Designing complete and correct data elements of the solution…
In the Analysis Phase, we spend time working with our clients on developing a data model. The data model describes the various data elements of the solution and their relationships to each other. In the Design Phase these data elements are grouped together into logical files, tables and databases.
Experienced Data Architects & Administrators
Large projects typically have a specialist called a Data Architects and Administrators who work on designing the datastores. Darby provides experienced Data Architects and Administrators with in-depth and specialized knowledge in designing tables and databases so that they strictly meet the business requirements, but are also as efficient as possible. Our architects are typically involved in the project during the Analysis Phase in gathering data requirements and putting together the data models as well as making sure that the data relationships are complete and correct.

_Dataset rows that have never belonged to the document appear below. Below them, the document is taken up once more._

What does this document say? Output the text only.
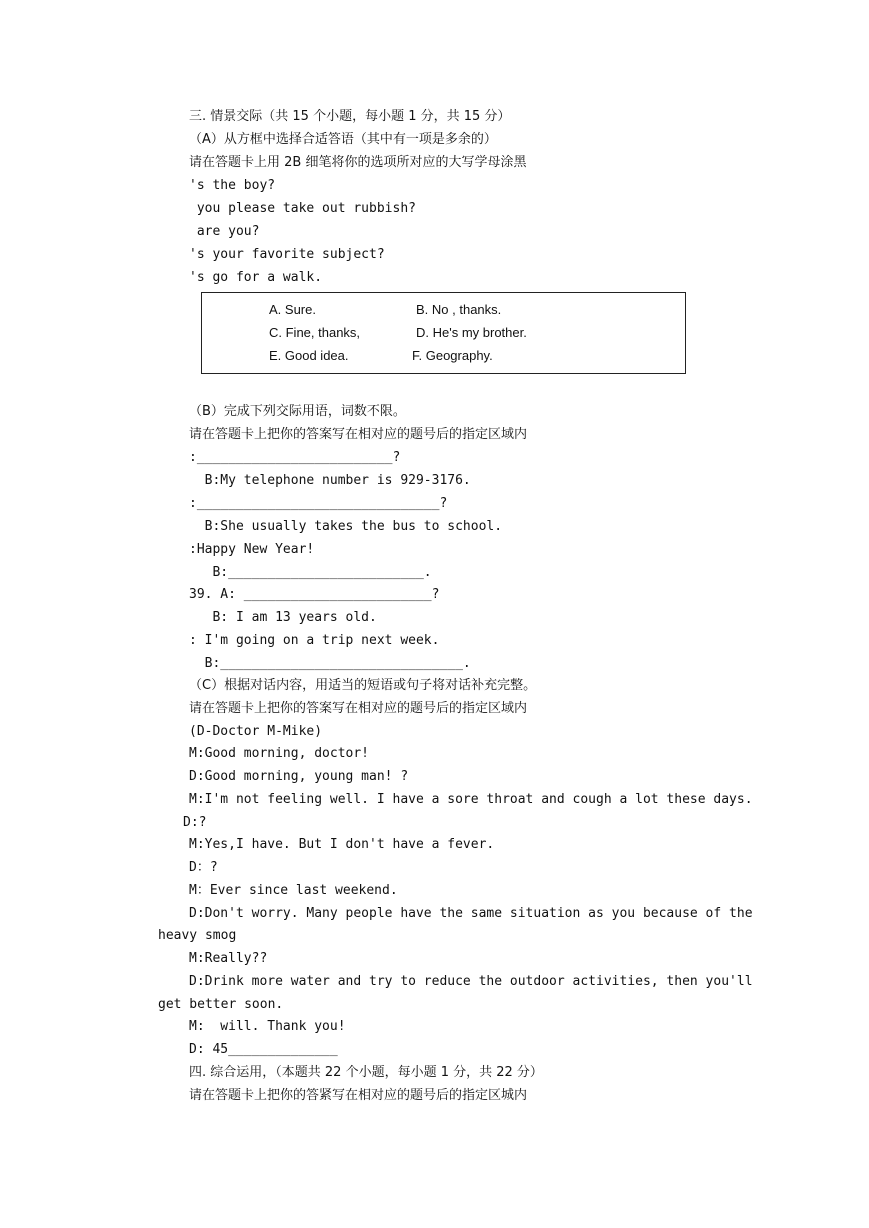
三. 情景交际（共 15 个小题，每小题 1 分，共 15 分）
（A）从方框中选择合适答语（其中有一项是多余的）
请在答题卡上用 2B 细笔将你的选项所对应的大写学母涂黑
's the boy?
you please take out rubbish?
are you?
's your favorite subject?
's go for a walk.
A. Sure.	B. No , thanks.
C. Fine, thanks,	D. He's my brother.
E. Good idea.	F. Geography.
（B）完成下列交际用语，词数不限。
请在答题卡上把你的答案写在相对应的题号后的指定区域内
:_________________________?
B:My telephone number is 929-3176.
:_______________________________?
B:She usually takes the bus to school.
:Happy New Year!
B:_________________________.
39. A: ________________________?
B: I am 13 years old.
: I'm going on a trip next week.
B:_______________________________.
（C）根据对话内容，用适当的短语或句子将对话补充完整。
请在答题卡上把你的答案写在相对应的题号后的指定区域内
(D-Doctor M-Mike)
M:Good morning, doctor!
D:Good morning, young man! ?
M:I'm not feeling well. I have a sore throat and cough a lot these days.
D:?
M:Yes,I have. But I don't have a fever.
D：?
M：Ever since last weekend.
D:Don't worry. Many people have the same situation as you because of the
heavy smog
M:Really??
D:Drink more water and try to reduce the outdoor activities, then you'll
get better soon.
M:  will. Thank you!
D: 45______________
四. 综合运用，（本题共 22 个小题，每小题 1 分，共 22 分）
请在答题卡上把你的答紧写在相对应的题号后的指定区城内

Our Data Modeling Methodology
Step 1: Group Together Related Data Elements
After the individual data elements are defined (usually in the data model), their relationship to each other must be validated. The starting point for this effort should be in the data model. If the data model is thorough and sophisticated, many of these relationships will already be identified. After reviewing the data models, we look at the requirements to see the type of information that each transaction or function needs. This will help us determine which set of data elements should be grouped together.
Step 2: Identify Keys Based on How the Data Relates
After we have grouped most of the data elements together, we should start to see how the different tables relate to each other. In some cases there will be no obvious relationship. In other cases we will see the connections. If we completed a data model as a part of the Analysis Phase, this relationship between data elements may already have been defined.
Step 3: Reduce Data Redundancy
Part of our “normalization” process is to look at the groups of data and eliminate as many data redundancies as possible and practical.
Step 4: Identify Secondary Keys Based on Data Access Patterns
After the logical design is initially laid out, our Data Analysts start to look at how the business processes work. There may be times when certain business functions or transactions need data elements from different tables, even though there is not necessarily an obvious logical relationship between the tables. If there is a relationship based on a key value, we might find that this key is not the right way to relate the tables at that point in the process. When this happens, the Data Analyst can designate secondary keys. The keys allow tables to interrelate in ways other than that based on the primary key. This is an example of introducing compromises into the logical design. Secondary keys take up more space and introduce complexity. However, they will result in easier programming of the components and usually faster performance when the process executes.
Step 5: Create Views
The data analyst can define different views of the data so that people only have access to the specific data elements they need. There are at least three ways we view the data elements.
- Physical. At the lowest level is the actual physical view that corresponds to the exact way that the data is structured into tables and files. This is also referred to as the internal view. The physical view is not known during the design phase, since the actual physical structures may be somewhat different than the final logical design.
- Logical. This is also known as the conceptual design. This is the final logical structure that is delivered from the Design Phase. If people want to see how the data is structured and modeled, they would see the logical view. It may appear to be the same as the physical view, but typically it is not.
- User. The user view is the way the data is represented to external parties. This is also called the external view. These external parties may be users of the solution, but they can be the programmers as well. When people need to access the data, they describe the elements they need to see and how they will use the information. They may be given access to the logical view of the data. However, they may also get access to the data through specialized user views. These views may contain only the data needed by that person, without showing the rest of the elements that may also be in the tables. If tables need to be related (joined) to create a complete picture, the view may have these elements joined already.
Step 6: Define Interim and Calculated Elements
In addition to the actual data elements defined in the data model, there may be additional elements defined to make the solution more efficient, even though these may compromise the purity of the data relationships. For instance, we may store calculated values that would take a while to calculate in real time, or values that are needed very often, in a table. We may also add fields that are needed to make it easier to connect different tables. There may be other new elements that have a value depending on the data of a second field. In some instances, these additional values make it possible to build relationships that would not otherwise exist. In other cases, the values stored in the table will save processing time and help the performance of the solution.
Step 7: Create a Data Dictionary
The data model created in the Analysis Phase is the source for a data dictionary that is defined for the datastores. The data dictionary contains metadata, or “data about the data”. In other words, the data dictionary defines and describes each data element, each interim and calculated element, each row, each table, each key, etc. Depending on the technology we are using, the data dictionary can be started in the Analysis Phase and further updated in the Design Phase. Information in the data dictionary includes:
- Element name
- Element description / definition
- Attributes such as the length and type of data.
- Synonyms or other names by which this entity is known. This is helpful if other solutions already exist that reference this element by other names.
- How the entity is derived. This is used for interim values, calculated elements or entities made from a combination of other entities.
- Edits that are made before the data values are stored. For instance, some elements cannot be blank, or must be greater than zero, or must be numeric.